We maintain that marriage is a life-long and indissoluble union whilst dealing with the reality that it isn't. 

This is typical Anglican fudge, it allows the Bishops to maintain that there has been not change in doctrine, while at the same time accommodating pastoral practices that runs counter to that doctrine – and I assume this is sort of thing the Bishops hope they will be able to get away with as template for same-sex.


This twin track of logic goes all the way back to 1937 when the Bishops accepted that civil marriage and Church of England’s understanding were not co-determinant, but the consequence of being a National and Established Church left that view unresolved in practice – we are left wondering how many of the letters required between 1957 and 1982 to provide Parish Priests with explicit written permission before the baptism, confirmation, or admission to communion of those in a civil marriage with a former partner still living their Bishops actually wrote?


This provides a context where “pastoral practice” and “official position” have been at divergence for generations.


Thinking about letters leads me on to the requirement in the 2005 House of Bishops statement for clergy in Civil Partnerships to provide assurance of their celibacy, how many have actually been asked, and how many Bishops in effect told their clergy “I will assume your relationship conforms with Issues of Human Sexuality unless you do or say anything that absolutely forces me to acknowledge reality”.


And this made me reflect that there is something missing for the picture painted in the book, a that is the true extent that pastoral practice for LGBT+ people has in many parishes been at divergence from the official position – up and down the country LGBT+ people are busy within their churches, their relationships welcomed and affirmed, often without a second thought (by no means everywhere, but I think welcome is much more wide spread than rejection). The range of blessings on offer to same-sex couples are often difficult to distinguish from a marriage service, (and Bishops have seen and consented to such liturgies).

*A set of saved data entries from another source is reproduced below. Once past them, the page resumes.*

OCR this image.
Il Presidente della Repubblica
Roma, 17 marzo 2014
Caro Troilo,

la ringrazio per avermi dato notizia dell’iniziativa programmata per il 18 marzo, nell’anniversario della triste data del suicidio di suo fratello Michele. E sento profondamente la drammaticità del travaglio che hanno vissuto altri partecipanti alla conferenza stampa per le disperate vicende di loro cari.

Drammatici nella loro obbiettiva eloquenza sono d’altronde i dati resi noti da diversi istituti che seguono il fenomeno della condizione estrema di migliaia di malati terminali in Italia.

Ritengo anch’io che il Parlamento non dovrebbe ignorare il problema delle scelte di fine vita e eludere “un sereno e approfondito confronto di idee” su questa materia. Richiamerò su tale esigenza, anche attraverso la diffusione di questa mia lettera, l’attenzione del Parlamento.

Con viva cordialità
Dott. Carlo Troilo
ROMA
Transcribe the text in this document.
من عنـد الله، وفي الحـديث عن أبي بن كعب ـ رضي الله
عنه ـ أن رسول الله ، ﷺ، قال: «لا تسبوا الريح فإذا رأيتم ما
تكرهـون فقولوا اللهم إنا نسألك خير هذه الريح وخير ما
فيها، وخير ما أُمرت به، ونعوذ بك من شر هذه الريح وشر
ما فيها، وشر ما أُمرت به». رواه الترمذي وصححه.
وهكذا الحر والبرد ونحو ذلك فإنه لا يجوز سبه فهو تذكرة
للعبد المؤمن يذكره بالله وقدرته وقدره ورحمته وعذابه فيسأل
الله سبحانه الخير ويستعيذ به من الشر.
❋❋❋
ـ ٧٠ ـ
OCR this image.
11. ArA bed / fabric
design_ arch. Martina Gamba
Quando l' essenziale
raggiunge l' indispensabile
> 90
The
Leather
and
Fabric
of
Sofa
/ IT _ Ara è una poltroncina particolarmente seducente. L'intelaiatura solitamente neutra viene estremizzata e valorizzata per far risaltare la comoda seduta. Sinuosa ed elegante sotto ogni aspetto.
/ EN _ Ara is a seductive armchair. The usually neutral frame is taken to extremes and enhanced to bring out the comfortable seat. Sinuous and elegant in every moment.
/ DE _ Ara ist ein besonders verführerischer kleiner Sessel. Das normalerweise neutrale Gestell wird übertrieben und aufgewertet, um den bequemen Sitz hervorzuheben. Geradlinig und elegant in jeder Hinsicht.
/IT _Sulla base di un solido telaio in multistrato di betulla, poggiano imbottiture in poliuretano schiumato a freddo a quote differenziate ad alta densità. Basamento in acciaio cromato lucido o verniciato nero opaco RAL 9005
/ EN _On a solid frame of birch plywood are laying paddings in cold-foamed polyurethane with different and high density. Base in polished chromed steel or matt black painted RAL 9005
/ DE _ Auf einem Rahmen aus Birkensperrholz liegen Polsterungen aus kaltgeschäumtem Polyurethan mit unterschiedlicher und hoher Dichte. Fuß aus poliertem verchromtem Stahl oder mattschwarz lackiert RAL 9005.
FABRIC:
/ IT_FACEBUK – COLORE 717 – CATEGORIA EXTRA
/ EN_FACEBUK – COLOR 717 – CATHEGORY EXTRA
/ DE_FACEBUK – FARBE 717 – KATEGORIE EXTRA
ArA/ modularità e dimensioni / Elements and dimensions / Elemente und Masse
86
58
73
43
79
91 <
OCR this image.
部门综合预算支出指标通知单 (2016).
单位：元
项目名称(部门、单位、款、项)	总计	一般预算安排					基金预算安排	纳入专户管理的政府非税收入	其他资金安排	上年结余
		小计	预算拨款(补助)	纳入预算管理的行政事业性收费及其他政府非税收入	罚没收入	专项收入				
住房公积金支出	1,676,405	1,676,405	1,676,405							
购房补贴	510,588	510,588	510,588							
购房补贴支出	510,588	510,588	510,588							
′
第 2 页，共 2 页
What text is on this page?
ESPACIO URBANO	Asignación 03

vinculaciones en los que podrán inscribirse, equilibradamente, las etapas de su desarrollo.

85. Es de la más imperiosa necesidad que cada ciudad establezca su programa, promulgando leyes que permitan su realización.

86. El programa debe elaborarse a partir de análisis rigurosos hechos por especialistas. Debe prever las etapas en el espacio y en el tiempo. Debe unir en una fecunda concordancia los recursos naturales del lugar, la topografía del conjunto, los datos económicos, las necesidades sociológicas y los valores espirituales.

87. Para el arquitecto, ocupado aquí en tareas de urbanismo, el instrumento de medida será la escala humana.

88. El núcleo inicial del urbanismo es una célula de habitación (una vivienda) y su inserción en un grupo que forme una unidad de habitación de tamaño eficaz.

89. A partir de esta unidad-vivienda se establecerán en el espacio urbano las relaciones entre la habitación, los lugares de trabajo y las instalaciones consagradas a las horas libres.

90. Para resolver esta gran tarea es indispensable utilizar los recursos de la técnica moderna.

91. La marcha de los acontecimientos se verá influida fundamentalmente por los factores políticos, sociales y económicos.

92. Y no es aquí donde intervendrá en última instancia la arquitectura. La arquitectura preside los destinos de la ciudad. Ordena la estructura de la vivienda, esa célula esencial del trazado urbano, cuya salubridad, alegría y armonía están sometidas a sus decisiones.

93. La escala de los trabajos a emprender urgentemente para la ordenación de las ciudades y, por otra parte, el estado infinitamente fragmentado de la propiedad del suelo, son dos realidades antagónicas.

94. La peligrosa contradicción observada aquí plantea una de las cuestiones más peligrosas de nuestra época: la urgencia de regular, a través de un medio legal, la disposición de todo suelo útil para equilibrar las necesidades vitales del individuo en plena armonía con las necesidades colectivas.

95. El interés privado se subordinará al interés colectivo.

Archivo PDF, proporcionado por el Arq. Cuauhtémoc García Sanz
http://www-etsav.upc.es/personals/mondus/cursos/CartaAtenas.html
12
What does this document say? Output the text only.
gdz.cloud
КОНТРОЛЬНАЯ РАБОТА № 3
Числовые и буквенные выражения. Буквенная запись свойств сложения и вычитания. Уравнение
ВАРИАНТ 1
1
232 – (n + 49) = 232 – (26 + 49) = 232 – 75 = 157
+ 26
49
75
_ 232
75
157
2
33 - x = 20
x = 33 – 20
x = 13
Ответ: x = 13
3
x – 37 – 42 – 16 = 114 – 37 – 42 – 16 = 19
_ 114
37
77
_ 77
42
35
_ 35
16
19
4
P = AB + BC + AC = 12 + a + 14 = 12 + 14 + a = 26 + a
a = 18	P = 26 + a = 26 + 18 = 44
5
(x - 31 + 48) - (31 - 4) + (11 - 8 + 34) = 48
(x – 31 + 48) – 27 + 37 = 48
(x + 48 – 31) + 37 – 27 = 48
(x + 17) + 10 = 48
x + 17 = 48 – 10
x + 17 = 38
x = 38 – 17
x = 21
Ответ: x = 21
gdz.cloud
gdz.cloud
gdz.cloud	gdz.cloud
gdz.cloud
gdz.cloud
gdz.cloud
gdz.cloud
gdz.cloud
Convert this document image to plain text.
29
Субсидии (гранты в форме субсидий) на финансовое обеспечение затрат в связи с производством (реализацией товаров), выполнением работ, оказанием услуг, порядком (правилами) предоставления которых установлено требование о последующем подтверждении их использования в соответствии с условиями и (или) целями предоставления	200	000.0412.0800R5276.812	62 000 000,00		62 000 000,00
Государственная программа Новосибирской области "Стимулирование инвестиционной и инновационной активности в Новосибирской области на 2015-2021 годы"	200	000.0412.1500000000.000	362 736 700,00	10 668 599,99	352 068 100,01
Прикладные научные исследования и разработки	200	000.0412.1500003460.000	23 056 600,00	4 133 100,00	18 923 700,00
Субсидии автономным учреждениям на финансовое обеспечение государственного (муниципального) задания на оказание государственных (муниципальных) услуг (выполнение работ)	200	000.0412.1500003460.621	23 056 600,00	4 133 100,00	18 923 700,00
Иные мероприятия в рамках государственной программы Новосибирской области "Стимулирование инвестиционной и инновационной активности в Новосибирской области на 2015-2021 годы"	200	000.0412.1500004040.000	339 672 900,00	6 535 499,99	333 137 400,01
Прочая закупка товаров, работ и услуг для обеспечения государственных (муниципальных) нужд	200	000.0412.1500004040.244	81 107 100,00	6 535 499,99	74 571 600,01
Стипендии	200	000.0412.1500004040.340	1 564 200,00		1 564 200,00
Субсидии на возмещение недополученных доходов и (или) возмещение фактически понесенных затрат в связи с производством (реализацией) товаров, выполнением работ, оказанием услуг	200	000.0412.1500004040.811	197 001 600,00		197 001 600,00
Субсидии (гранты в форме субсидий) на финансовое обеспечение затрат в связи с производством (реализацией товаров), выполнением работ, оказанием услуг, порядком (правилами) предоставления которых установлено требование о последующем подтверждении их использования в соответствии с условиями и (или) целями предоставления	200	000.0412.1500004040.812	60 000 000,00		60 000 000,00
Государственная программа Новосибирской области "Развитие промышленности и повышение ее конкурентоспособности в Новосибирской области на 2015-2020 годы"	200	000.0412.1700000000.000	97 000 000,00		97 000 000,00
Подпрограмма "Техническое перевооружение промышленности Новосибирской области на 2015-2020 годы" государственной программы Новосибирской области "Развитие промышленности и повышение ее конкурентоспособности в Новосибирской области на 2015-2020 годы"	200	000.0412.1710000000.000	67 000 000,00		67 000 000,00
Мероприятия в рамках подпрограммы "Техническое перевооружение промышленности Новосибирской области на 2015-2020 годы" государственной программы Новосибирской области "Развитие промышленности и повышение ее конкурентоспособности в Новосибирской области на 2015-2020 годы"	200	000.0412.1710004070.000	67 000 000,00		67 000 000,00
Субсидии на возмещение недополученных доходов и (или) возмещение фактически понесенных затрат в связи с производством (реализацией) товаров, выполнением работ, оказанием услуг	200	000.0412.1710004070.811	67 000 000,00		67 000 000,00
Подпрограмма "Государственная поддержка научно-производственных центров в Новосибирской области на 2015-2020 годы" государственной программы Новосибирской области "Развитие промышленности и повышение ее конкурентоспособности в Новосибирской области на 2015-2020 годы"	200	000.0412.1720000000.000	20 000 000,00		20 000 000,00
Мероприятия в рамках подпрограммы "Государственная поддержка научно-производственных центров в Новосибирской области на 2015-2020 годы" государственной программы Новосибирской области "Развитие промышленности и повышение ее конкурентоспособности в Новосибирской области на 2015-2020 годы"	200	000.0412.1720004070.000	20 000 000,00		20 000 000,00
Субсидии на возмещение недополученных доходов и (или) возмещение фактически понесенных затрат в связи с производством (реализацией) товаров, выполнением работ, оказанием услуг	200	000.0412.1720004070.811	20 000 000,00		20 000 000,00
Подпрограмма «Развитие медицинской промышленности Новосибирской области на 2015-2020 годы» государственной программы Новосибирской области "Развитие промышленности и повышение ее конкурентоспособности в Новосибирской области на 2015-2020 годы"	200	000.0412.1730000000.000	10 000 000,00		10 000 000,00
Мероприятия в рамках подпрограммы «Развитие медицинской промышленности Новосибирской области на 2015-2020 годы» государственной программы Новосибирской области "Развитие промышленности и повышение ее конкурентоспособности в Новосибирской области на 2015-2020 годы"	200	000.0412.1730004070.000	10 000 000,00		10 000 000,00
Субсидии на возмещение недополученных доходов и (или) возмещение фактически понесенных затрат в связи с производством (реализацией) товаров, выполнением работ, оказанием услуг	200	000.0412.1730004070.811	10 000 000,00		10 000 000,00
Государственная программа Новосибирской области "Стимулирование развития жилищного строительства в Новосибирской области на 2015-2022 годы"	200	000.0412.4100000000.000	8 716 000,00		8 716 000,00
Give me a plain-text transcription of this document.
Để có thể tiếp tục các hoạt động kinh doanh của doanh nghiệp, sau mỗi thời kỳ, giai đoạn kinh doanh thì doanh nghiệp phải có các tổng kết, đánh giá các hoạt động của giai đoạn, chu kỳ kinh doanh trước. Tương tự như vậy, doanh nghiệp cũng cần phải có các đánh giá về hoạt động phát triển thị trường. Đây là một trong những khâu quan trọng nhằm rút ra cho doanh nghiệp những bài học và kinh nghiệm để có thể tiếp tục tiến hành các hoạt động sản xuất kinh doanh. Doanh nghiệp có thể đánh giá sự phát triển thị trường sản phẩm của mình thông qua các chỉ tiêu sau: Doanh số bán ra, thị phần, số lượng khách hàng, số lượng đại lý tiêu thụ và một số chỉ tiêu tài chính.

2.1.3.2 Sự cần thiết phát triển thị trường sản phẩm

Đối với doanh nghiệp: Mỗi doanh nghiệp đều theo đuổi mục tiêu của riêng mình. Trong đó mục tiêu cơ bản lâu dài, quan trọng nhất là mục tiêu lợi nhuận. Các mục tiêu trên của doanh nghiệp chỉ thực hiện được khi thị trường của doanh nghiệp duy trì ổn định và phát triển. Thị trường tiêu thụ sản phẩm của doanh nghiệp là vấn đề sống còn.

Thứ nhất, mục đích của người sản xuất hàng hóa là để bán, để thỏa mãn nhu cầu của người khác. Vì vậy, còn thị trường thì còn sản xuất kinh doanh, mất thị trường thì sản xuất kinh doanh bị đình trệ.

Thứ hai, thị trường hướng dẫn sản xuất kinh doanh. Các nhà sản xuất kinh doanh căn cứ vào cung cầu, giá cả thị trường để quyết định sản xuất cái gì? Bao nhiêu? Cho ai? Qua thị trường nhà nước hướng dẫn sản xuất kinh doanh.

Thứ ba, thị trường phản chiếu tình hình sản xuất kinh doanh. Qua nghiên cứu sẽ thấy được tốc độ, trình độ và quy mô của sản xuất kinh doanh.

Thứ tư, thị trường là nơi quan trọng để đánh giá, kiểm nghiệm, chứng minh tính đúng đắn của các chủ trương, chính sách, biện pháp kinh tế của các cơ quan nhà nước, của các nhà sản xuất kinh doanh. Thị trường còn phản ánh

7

And even in terms of ordination, same-sex relationships are much less of a barrier to ordination that the book might leave you thinking (I am not saying it is easy, it is complicated and compromising, but it is happening nevertheless – and despite their cowardice to speak publicly it is happening with the Bishops blessing).


It is a few weeks now since I read the book, and my unease about this absence is growing, because if the task of the book is to baseline the debate its failure to map the current landscape fully risks limiting the debate.


The book is accompanied by online “resources” which I have not listened to / watched in full but I am aware that there is a range of voices and experience included, and it may be felt that this covers these aspects I feel are missing, but if so that perhaps worries me more, if those experiences were identified for the online resources why didn’t they get into the book?


Finally, turning of another point, perhaps a bit of an aside, in part two during the review of the range of types of relationships they look at friendship, and say “...friendships can be picked up and let go of...” really? That feels like a rather impoverished understanding of friendship, I might say this of an acquaintance but not any friendship worth having, if someone can be “let go of” easily that would suggest they were never really a friend in the first place.